TChannel结构体内的implP属性是个无类型指针。意味着它可以指向任何类型。操作TChannel结构体的函数内都可以看到如下这句，将implP强制转换成socketWin结构体变量指针。

struct socketWin * const socketWinP = channelP->implP;

static void
channelDestroy(TChannel * const channelP) {

    struct socketWin * const socketWinP = channelP->implP;

    if (!socketWinP->userSuppliedWinsock)
        closesocket(socketWinP->winsock);

    CloseHandle(socketWinP->interruptEvent);

    free(socketWinP);
}

注意closesocket前的if判断语句。是否调用closesocket将依据userSuppliedWinsock这个布尔变量。变量名直译过来就是“用户提供Winsock”，再加入这个判断语句就是：如果不是用户提供Winsock，则调用closesocket。这样一来也好理解，如果socket句柄是由abyss库外部提供，即这里提到的“用户”，那么关闭socket句柄理应由库本身来做。
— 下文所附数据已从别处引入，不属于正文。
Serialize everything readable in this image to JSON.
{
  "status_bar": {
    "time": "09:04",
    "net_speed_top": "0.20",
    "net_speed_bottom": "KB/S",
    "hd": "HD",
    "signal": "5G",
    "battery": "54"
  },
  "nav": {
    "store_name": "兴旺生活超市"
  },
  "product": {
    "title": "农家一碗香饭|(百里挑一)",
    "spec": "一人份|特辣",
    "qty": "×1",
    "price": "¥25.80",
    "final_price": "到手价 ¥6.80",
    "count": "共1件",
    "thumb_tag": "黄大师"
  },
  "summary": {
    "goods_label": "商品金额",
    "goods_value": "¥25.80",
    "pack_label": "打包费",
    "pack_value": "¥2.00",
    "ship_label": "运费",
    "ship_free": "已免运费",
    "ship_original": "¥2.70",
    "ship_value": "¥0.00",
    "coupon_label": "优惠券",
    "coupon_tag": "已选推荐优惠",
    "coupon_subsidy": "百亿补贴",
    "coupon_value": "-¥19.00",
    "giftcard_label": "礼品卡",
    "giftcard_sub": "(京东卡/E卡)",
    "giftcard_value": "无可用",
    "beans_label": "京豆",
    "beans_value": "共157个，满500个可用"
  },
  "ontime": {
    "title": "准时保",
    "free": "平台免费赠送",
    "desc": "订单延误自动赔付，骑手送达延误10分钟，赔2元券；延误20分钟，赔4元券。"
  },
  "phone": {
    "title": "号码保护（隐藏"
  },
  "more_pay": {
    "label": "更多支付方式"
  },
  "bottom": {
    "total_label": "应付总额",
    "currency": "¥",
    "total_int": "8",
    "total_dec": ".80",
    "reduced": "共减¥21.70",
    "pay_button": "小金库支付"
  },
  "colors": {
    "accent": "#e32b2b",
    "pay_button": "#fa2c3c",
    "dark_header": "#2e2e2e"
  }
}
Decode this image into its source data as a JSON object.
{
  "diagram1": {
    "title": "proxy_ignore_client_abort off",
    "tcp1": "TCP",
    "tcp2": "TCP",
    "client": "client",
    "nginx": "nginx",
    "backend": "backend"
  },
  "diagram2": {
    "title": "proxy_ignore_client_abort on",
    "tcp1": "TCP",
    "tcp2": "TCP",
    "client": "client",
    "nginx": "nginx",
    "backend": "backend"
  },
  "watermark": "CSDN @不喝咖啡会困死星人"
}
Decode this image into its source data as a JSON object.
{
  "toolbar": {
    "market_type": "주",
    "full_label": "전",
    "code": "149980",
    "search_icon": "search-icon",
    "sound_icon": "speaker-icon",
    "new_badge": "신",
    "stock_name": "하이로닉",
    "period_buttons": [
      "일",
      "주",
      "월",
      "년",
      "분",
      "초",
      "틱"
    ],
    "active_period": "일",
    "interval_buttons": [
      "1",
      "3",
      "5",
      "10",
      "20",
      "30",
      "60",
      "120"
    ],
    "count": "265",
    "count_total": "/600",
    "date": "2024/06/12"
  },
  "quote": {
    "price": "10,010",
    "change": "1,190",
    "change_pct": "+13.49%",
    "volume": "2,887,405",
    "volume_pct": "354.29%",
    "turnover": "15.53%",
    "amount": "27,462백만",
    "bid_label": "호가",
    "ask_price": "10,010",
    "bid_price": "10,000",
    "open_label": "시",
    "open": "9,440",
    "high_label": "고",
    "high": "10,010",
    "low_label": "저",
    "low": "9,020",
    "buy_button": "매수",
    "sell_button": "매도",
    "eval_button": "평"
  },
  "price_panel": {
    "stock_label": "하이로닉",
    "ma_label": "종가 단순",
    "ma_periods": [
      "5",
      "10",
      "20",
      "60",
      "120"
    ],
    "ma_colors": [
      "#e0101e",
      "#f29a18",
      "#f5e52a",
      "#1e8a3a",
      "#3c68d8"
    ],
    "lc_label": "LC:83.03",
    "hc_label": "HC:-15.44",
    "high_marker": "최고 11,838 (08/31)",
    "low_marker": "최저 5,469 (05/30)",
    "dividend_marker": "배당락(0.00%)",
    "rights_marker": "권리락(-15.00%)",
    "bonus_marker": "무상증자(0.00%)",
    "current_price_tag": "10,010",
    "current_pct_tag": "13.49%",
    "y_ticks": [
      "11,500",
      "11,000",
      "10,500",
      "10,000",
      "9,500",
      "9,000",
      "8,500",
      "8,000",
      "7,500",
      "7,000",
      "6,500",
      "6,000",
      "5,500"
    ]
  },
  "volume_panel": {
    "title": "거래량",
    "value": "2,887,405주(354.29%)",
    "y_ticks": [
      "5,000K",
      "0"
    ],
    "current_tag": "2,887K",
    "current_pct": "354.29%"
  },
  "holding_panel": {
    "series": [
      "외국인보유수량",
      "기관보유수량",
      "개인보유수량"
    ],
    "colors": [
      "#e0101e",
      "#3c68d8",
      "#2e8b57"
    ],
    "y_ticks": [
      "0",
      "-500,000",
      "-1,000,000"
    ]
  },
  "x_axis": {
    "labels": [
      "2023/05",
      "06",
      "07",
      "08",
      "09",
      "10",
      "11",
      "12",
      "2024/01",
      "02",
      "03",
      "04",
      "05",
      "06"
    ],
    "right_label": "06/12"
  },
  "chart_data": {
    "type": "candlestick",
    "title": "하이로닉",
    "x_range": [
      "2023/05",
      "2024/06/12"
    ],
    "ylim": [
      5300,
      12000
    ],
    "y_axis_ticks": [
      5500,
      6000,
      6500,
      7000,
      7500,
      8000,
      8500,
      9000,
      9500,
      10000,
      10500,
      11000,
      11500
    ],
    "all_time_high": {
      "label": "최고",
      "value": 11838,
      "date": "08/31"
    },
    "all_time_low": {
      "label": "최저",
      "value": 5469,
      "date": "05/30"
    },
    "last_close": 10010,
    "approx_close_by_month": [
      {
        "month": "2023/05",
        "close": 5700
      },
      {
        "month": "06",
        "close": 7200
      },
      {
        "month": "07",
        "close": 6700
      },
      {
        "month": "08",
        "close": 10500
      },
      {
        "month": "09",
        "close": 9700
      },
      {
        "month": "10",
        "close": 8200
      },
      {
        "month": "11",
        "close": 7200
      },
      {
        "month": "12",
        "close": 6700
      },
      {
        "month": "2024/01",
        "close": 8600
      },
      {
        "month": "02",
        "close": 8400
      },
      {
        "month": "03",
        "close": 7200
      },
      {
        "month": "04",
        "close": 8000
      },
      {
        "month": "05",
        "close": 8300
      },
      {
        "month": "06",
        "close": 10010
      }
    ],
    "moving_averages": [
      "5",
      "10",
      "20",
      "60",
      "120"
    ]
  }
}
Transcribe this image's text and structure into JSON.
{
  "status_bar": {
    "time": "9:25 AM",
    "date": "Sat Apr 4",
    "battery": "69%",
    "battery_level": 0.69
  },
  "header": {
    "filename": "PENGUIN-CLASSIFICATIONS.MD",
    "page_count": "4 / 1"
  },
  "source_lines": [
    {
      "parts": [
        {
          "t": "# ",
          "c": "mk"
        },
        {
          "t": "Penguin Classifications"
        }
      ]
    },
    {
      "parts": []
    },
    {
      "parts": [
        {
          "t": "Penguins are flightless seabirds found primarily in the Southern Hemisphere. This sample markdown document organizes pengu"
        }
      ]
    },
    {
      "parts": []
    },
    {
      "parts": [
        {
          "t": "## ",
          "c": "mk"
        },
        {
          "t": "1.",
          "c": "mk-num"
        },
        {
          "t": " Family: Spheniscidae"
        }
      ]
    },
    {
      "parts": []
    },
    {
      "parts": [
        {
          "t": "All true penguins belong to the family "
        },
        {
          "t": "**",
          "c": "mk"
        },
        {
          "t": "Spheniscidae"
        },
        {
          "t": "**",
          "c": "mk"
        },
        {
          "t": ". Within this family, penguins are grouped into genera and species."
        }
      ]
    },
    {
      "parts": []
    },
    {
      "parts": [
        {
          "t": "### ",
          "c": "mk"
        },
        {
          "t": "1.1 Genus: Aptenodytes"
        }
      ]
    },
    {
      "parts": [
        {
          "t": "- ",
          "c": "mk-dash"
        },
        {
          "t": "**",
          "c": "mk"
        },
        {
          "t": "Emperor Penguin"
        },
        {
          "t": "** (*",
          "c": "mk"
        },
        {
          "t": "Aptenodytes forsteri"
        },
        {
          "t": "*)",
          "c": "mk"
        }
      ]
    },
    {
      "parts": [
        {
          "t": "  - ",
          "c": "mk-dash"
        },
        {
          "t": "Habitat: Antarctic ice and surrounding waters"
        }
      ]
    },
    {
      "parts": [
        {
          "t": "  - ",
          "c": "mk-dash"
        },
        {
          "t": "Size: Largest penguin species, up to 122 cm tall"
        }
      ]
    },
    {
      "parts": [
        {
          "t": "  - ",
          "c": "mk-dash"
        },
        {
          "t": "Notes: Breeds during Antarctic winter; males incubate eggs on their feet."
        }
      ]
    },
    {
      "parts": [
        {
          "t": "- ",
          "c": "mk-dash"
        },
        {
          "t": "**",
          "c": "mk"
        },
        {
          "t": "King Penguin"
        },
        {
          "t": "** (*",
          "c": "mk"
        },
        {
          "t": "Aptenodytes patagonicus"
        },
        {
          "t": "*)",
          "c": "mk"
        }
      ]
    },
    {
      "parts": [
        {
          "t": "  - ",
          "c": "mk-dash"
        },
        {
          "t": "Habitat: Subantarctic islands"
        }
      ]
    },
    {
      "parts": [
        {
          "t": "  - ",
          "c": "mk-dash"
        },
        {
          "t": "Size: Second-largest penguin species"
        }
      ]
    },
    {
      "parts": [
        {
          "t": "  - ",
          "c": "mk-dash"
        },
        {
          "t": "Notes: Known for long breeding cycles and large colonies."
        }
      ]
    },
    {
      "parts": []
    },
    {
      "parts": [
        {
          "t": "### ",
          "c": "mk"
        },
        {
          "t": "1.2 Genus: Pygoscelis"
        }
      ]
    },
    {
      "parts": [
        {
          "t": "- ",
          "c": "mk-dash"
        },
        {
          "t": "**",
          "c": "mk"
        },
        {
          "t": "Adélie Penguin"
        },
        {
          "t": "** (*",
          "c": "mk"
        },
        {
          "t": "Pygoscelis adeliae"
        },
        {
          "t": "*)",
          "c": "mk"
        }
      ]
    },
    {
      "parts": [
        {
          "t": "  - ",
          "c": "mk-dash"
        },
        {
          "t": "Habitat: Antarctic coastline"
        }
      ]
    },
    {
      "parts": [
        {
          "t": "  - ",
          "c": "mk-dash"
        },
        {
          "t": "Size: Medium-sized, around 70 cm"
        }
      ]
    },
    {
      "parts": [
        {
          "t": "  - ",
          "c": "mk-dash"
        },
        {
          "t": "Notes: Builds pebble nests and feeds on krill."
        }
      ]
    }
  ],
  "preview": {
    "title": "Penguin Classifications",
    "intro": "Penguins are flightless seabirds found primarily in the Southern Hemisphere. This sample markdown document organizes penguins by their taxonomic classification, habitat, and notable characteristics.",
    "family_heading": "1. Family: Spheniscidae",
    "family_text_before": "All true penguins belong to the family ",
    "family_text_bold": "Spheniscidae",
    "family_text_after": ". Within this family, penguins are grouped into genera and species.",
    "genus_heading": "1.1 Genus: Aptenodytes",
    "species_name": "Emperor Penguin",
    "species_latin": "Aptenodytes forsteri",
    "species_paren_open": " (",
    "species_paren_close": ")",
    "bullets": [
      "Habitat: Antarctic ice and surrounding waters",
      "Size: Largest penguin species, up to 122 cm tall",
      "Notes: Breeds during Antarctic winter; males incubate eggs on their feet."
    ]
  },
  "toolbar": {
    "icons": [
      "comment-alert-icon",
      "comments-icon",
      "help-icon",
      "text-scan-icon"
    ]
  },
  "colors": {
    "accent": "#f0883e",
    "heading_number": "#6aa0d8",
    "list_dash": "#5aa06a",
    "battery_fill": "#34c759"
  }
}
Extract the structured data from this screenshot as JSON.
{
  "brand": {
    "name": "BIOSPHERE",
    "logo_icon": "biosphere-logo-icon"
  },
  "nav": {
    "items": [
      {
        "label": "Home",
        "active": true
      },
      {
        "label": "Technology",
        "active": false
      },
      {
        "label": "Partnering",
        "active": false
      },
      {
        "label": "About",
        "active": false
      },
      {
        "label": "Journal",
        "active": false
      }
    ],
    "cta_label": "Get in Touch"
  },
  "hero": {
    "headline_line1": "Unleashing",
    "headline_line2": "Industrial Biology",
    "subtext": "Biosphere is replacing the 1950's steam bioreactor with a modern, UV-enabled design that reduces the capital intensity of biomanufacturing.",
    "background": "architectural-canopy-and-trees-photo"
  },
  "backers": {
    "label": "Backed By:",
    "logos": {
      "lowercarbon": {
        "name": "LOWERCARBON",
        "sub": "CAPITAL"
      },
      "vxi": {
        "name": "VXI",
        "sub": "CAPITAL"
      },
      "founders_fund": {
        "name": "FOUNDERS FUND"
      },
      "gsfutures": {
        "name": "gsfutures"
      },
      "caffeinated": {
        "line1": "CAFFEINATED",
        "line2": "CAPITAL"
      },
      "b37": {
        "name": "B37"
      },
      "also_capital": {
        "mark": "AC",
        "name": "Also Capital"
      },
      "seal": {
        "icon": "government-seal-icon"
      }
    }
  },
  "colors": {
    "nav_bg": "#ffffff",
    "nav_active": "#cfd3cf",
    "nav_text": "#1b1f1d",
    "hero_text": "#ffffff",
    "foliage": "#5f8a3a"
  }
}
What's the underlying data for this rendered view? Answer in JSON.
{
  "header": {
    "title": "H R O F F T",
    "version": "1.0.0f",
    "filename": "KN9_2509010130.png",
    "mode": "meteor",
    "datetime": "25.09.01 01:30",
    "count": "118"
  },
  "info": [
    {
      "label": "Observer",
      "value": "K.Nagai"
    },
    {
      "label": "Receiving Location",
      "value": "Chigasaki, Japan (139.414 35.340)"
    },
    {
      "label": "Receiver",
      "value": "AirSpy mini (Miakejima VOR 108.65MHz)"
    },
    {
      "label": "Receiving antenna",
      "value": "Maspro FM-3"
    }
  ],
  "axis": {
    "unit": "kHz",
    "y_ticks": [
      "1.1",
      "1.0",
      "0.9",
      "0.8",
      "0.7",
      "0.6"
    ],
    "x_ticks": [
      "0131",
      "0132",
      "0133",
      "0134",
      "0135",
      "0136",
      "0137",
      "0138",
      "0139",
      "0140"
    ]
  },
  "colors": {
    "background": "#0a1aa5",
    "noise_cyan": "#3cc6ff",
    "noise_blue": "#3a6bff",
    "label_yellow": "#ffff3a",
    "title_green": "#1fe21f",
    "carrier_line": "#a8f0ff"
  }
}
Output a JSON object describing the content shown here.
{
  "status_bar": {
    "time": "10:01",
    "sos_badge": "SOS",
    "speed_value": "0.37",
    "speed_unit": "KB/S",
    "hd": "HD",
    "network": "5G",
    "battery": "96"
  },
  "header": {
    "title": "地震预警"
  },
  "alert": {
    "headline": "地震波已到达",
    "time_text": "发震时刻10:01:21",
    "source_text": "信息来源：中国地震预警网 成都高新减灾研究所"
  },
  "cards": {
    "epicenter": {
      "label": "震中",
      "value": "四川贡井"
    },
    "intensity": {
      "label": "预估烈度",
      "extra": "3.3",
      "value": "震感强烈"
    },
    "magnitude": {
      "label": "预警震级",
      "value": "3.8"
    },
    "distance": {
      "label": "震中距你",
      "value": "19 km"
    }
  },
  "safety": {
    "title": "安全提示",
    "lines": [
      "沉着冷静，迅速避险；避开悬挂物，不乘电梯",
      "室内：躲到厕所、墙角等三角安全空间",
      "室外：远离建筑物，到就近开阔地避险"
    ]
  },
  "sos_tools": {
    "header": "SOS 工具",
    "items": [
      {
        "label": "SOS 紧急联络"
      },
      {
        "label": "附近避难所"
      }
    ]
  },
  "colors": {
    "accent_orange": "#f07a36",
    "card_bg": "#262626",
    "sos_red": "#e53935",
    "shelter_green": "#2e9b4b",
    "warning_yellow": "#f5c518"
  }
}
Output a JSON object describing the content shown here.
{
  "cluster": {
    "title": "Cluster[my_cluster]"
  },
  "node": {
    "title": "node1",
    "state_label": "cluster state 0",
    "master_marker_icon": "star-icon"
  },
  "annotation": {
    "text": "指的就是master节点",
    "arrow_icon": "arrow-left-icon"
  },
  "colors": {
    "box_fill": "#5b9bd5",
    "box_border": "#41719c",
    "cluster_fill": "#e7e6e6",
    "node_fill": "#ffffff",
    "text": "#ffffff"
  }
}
这个函数将依据传入的SOCKET值创建一个TChannel变量。此文档名为socket_win.c，即它是abyss库在windows平台下的特殊实现。之前也提到过TChannel还有个指向无类型的指针。在windows平台下，这个无类型指针将指向socketWin结构体。因此，这个函数还会为TChannel创建创建一个socketWin变量并赋给TChannel。在此函数内又看到了userSuppliedWinsock，在这里可以看到此属性恒为TRUE。即，SOCKET值都是由外部创建提供的。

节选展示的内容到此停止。